|
|
N°163, 08 сентября 2006 |
|
ИД "Время" |
|
|
|
|
Тяжелые победы нонконформизма
Московская филармония открыла сезон Плетневым и Шостаковичем
Десятой симфонией Шостаковича в исполнении Академического симфонического оркестра Санкт-Петербургской филармонии и дирижера Александра Дмитриева Московская филармония вчера открыла фестиваль, посвященный 100-летию со дня рождения композитора. Он продлится до 25 декабря и, судя по безупречному балансу пышности и строгости в расписании и содержании программ, станет главной частью филармонического сезона. Самое яркое событие совсем скоро -- 25 сентября. Мстислав Ростропович выйдет на московскую концертную сцену, что само по себе сенсация. Он продирижирует Девятой симфонией и Первым скрипичным концертом (солист -- Виктор Третьяков). Будут участвовать в фестивале и Геннадий Рождественский -- в симфоническом и камерном варианте программ, и Валерий Гергиев (в роли замыкающего), и квартет имени Бородина (даты концертов пока не названы), и БСО с Владимиром Федосеевым, и Алексей Гориболь с Борисом Андриановым, Натальей Загоринской и Полиной Осетинской. И Российский национальный оркестр (два концерта в октябре) с Владимиром Юровским и Михаилом Плетневым за пультом.
Сам Плетнев за день до начала Шостакович-фестиваля отыграл два огромных сольных вечера подряд в честь открытия сезона, недлинно, но веско упомянув в программах Моцарта, задержавшись на Шумане и надолго, на целый темный вечер, остановившись на Шопене.
Объявлено, что в этом сезоне сольного Плетнева публика больше не услышит (впрочем, его маршруты и решения непредсказуемы). Сказано также, что последний раз он играл соло в Москве два года назад. Между тем в концертном зале «Оркестрион» в прошлом сезоне был довольно сольный Бетховен -- все фортепианные концерты, при великолепной игре РНО, воспринимались как сольные плетневские выступления, а оркестр казался продолжением его фортепианных рук, как это часто между ними бывает.

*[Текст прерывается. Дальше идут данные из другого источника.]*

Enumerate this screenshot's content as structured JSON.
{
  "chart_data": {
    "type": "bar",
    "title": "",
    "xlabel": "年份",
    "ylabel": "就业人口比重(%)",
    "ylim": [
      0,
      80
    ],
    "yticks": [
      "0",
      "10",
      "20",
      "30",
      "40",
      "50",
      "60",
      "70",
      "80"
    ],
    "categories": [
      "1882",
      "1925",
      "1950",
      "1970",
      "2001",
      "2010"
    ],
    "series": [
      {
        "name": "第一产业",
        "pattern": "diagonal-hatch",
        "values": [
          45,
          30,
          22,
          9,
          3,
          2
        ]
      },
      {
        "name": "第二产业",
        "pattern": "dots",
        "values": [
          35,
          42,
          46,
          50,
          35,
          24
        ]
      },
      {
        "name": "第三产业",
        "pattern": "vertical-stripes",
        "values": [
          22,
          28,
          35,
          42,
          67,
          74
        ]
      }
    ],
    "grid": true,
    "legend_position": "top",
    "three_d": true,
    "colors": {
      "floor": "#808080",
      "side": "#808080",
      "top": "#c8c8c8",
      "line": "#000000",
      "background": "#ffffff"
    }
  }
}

Два года назад Плетнев в Большом зале Консерватории играл «Шопениану» -- концерты Шопена и 24 прелюдии, перебирая и рассматривая миллиарды прозрачных оттенков одного хмурого неба.
За эти два года в его восприятии Шопена, кажется, принципиально ничего не изменилось. Та же неизъяснимая свобода, то же небо, тот же фантасмагорически тембрированный рояль, сбивающий с толку и позволяющий окрашивать в невероятные цвета все звуки в одной фразе, та же изысканная педализация, та же ломкая и упрямая логика, тот же горячечный пафос холодности, та же обнаженная смурь, та же обманчивая отстраненность аналитика и маниакальная сдержанность выспренности. В ответ -- те же недоумение, раздражение, преклонение. Не могу не процитировать слушателя: «Впечатление глубокое, яркое. И тяжелое». У Плетнева последних лет речь идет об открытиях и утратах. Его «слышание изнутри» может подарить музыку, может отнять. Оттого трудно. Как теперь мазурки и ноктюрны -- сухие листики с прозрачными краями и бесконечным рисунком точек и жилок. Образы прошлого, в том числе ваших собственных взаимоотношений с этой музыкой. Пока не начинает звучать Ноктюрн фа-минор -- какой-то сухопарый, в странном темпе, будто танцуя и подпрыгивая, и вы улыбаетесь или злитесь. А потом -- кульминация двух вечеров -- Ноктюрн до-диез-минор. Одна из тех плетневских од скорби, которые от утонченности, холодности и прихотливости рисунков оказываются еще более оглушительными.
В начале вечеров был Моцарт: две сонаты -- №10 до-мажор и №12 фа-мажор. Обе -- игрушки. В обеих -- рояль, обнаруживающий в себе бурное клавесинное нутро и как раз шопеновские задатки. Потом -- Шуман. После безупречной балеринской до-мажорной Арабески -- «Крейслериана» словно в темноте, словно спиной к публике, тонко скроенная и крепко сбитая череда галлюцинаций.
Плетневская игра и переполненный, перепроданный, внимательный зал в оба вечера -- уникальный в этих местах случай победившего нонконформизма. И в том, как он бросает публике до-диез-минорный этюд Скрябина в безумном темпе, зеркальный отблеск всемогущего концертного пианизма еще большее подтверждение этой полуправды-полуиллюзии.